ANGELES CITY – Some 1,500 delegates to the 2015 Asia-Pacific Economic Cooperation (APEC) are expected to flock to this city by end of January to February next year to begin a series of meetings that will culminate in the Leaders’ Summit later in November.
Laura Q. Del Rosario, foreign affairs undersecretary for international economic affairs, also said the two-week meeting will tackle every aspect of the economy including technical working groups on health, illegal logging, energy, transportation, and anti-corruption.
“Then they report to the senior officials who will meet for three days and then they end up with an action plan to be carried to the next senior officials meeting in Boracay in May,” she said.
Del Rosario, who spoke at the media forum “Batirulan quing Kape Juan” at the Holy Angel University (HAU) here organized jointly by the Capampangan in Media, Inc. (CAMI) and the university in cooperation with the Clark Development Corp. and the Social Security System, said the third APEC officials’ meeting will be held in Cebu by August and the last will be the Leaders’ Summit in Manila in November.
Del Rosario said some 2,400 are expected to attend the meeting in Boracay while about 3,000 are expected to join the Cebu meeting before the concluding meeting with senior officials in Manila where around 4,000 are expected to attend leading to the APEC Leaders’ Summit Meeting from 21 nations in November.
She said the number of officials attending the meetings increase because “it will be back-to-back with the ministers related to the trade meetings.” Del Rosario also said there will be ministerial meetings in between where the “blue economy and agriculture issues” will be tackled. “For every priority we have ministerial meetings,” she explained.
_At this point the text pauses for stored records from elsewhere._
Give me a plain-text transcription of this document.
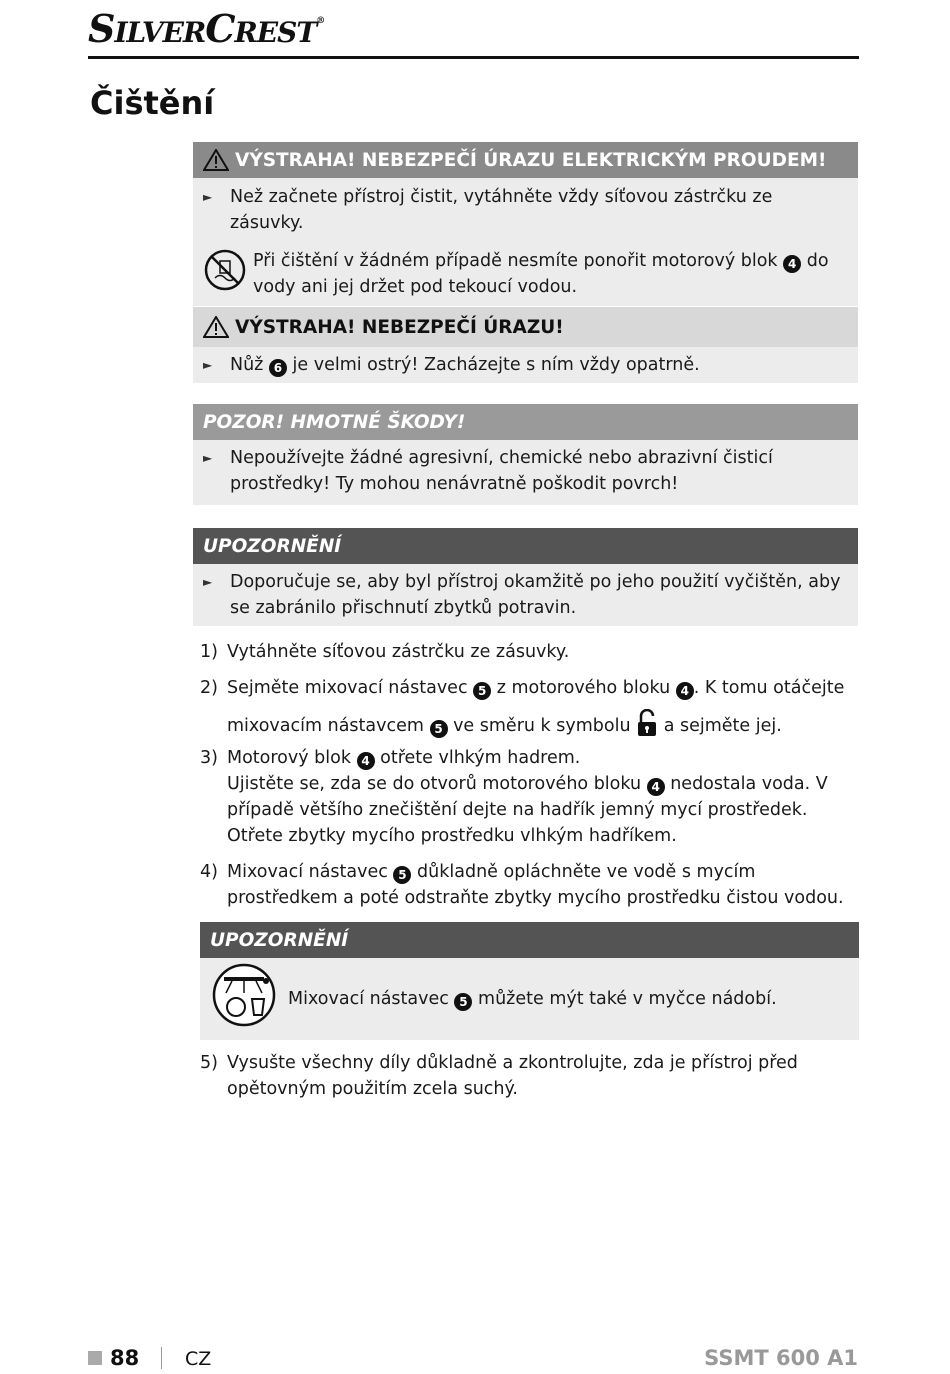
SILVERCREST®
Čištění
VÝSTRAHA! NEBEZPEČÍ ÚRAZU ELEKTRICKÝM PROUDEM!
►	Než začnete přístroj čistit, vytáhněte vždy síťovou zástrčku ze zásuvky.
Při čištění v žádném případě nesmíte ponořit motorový blok 4 do vody ani jej držet pod tekoucí vodou.
VÝSTRAHA! NEBEZPEČÍ ÚRAZU!
►	Nůž 6 je velmi ostrý! Zacházejte s ním vždy opatrně.
POZOR! HMOTNÉ ŠKODY!
►	Nepoužívejte žádné agresivní, chemické nebo abrazivní čisticí prostředky! Ty mohou nenávratně poškodit povrch!
UPOZORNĚNÍ
►	Doporučuje se, aby byl přístroj okamžitě po jeho použití vyčištěn, aby se zabránilo přischnutí zbytků potravin.
1) Vytáhněte síťovou zástrčku ze zásuvky.
2) Sejměte mixovací nástavec 5 z motorového bloku 4 . K tomu otáčejte
mixovacím nástavcem 5 ve směru k symbolu a sejměte jej.
3) Motorový blok 4 otřete vlhkým hadrem.
Ujistěte se, zda se do otvorů motorového bloku 4 nedostala voda. V případě většího znečištění dejte na hadřík jemný mycí prostředek. Otřete zbytky mycího prostředku vlhkým hadříkem.
4) Mixovací nástavec 5 důkladně opláchněte ve vodě s mycím prostředkem a poté odstraňte zbytky mycího prostředku čistou vodou.
UPOZORNĚNÍ
Mixovací nástavec 5 můžete mýt také v myčce nádobí.
5) Vysušte všechny díly důkladně a zkontrolujte, zda je přístroj před opětovným použitím zcela suchý.
88 CZ	SSMT 600 A1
“In between, the ministers will meet, like the ministers of transportation in Cebu sometime in October for three days,” she said. “Ministers for energy will also meet in Cebu while the ministers for agriculture and natural resources and economy will meet in Iloilo for seven days,” she added.
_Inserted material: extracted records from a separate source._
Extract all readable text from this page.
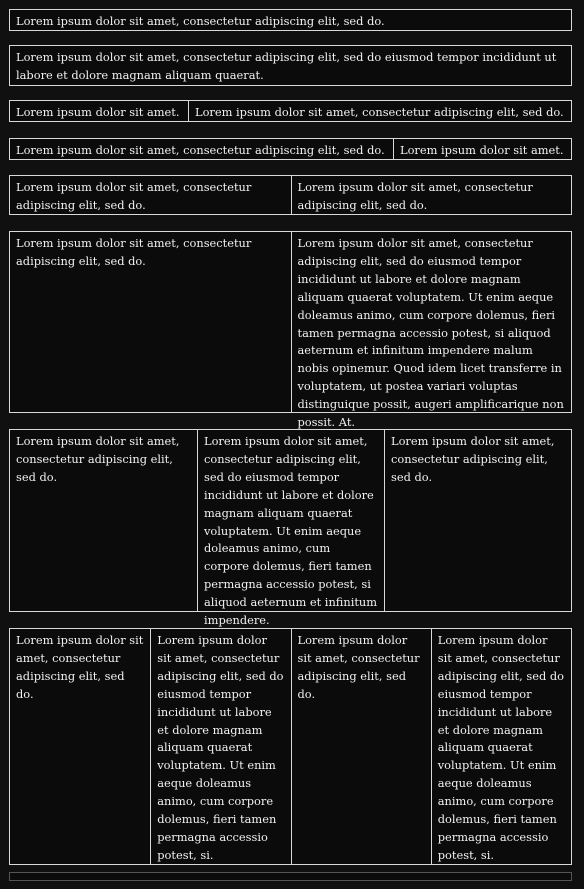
Lorem ipsum dolor sit amet, consectetur adipiscing elit, sed do.
Lorem ipsum dolor sit amet, consectetur adipiscing elit, sed do eiusmod tempor incididunt ut labore et dolore magnam aliquam quaerat.
Lorem ipsum dolor sit amet.	Lorem ipsum dolor sit amet, consectetur adipiscing elit, sed do.
Lorem ipsum dolor sit amet, consectetur adipiscing elit, sed do.	Lorem ipsum dolor sit amet.
Lorem ipsum dolor sit amet, consectetur adipiscing elit, sed do.
Lorem ipsum dolor sit amet, consectetur adipiscing elit, sed do.
Lorem ipsum dolor sit amet, consectetur adipiscing elit, sed do.
Lorem ipsum dolor sit amet, consectetur adipiscing elit, sed do eiusmod tempor incididunt ut labore et dolore magnam aliquam quaerat voluptatem. Ut enim aeque doleamus animo, cum corpore dolemus, fieri tamen permagna accessio potest, si aliquod aeternum et infinitum impendere malum nobis opinemur. Quod idem licet transferre in voluptatem, ut postea variari voluptas distinguique possit, augeri amplificarique non possit. At.
Lorem ipsum dolor sit amet, consectetur adipiscing elit, sed do.
Lorem ipsum dolor sit amet, consectetur adipiscing elit, sed do eiusmod tempor incididunt ut labore et dolore magnam aliquam quaerat voluptatem. Ut enim aeque doleamus animo, cum corpore dolemus, fieri tamen permagna accessio potest, si aliquod aeternum et infinitum impendere.
Lorem ipsum dolor sit amet, consectetur adipiscing elit, sed do.
Lorem ipsum dolor sit amet, consectetur adipiscing elit, sed do.
Lorem ipsum dolor sit amet, consectetur adipiscing elit, sed do eiusmod tempor incididunt ut labore et dolore magnam aliquam quaerat voluptatem. Ut enim aeque doleamus animo, cum corpore dolemus, fieri tamen permagna accessio potest, si.
Lorem ipsum dolor sit amet, consectetur adipiscing elit, sed do.
Lorem ipsum dolor sit amet, consectetur adipiscing elit, sed do eiusmod tempor incididunt ut labore et dolore magnam aliquam quaerat voluptatem. Ut enim aeque doleamus animo, cum corpore dolemus, fieri tamen permagna accessio potest, si.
“So in between we have three months to breathe to see if we are implementing what we have discussed and the action plans that we have taken,” Del Rosario said. “We carry on the free-trade agreements for Asia-Pacific and how to define it and present the road map for the eventual integration,” she added.
These will be based, Del Rosario explained, on high level policy dialogues like science in education and the blue economy which falls under sustainability “because people in the Pacific region are overfishing with the fish catch getting smaller.”
So we are going to talk about regulating fishing if the Chinese are willing to be regulated, she said.
“And so with the Taiwanese and the Japanese but we have to come out with a certain action because we cannot sacrifice the future,” she added.